The oeuvre of David Claerbout (b. 1969, Kortrijk, Belgium) exists at the intersection of photography, film, video, 3D, digital technology and new media. Although trained as a painter, through investigating the nature of photography and film, Claerbout became increasingly interested in exploring the notion of time and duration. Fusing together the past, present and future into stunning moments of temporal elasticity, his works present profound and moving philosophical contemplations on our perception of time and reality, memory and experience, truth and fiction.
The motif of the work is a single moment in time taken from an event that looks like a local election celebration in the United States. Thousands of confetti are falling from the sky, as guests are starting to clap their hands. Set in a neo-classical building, the falling confetti pulls all gazes upwards. The particles, tumbling down gently like transparent flower petals seem to be an index of lightness.

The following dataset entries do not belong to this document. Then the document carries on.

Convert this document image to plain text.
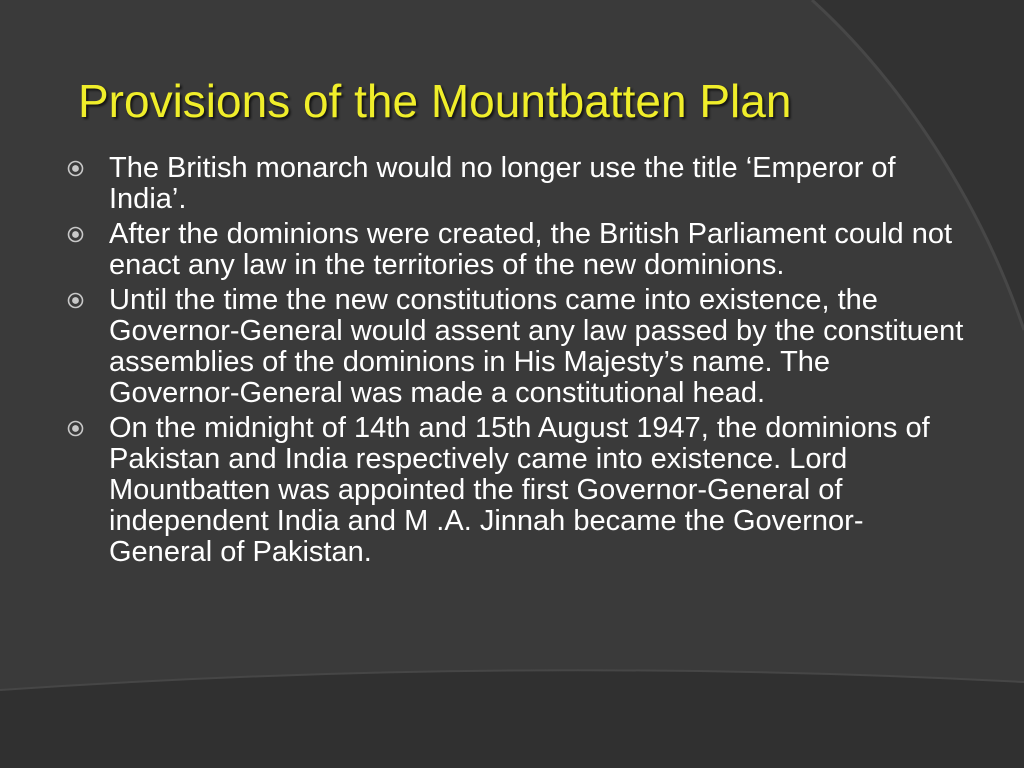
Provisions of the Mountbatten Plan
The British monarch would no longer use the title ‘Emperor of India’.
After the dominions were created, the British Parliament could not enact any law in the territories of the new dominions.
Until the time the new constitutions came into existence, the Governor-General would assent any law passed by the constituent assemblies of the dominions in His Majesty’s name. The Governor-General was made a constitutional head.
On the midnight of 14th and 15th August 1947, the dominions of Pakistan and India respectively came into existence. Lord Mountbatten was appointed the first Governor-General of independent India and M .A. Jinnah became the Governor-General of Pakistan.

By means of this material, Claerbout, searching for remnants of tactility within the digital realm unites irreconcilable aspects in the physical world: weightlessness and heaviness. At the core of the work is a detail in the scene: the panic reflex of a young boy. Like gravitational force, his silenced scream pulls the objects in the picture back down. Both aspects of lightness and weight co-exist in their enduring opposition, producing a new, third aspect that really only manifests itself over time (with the minutes). For Claerbout, digital materiality will not remain content as a virtual reality but will attempt to penetrate as many as possible aspects of life, altering optical and material habits. Lens-based images, therefore, are already part of the past, to be replaced by dark optics.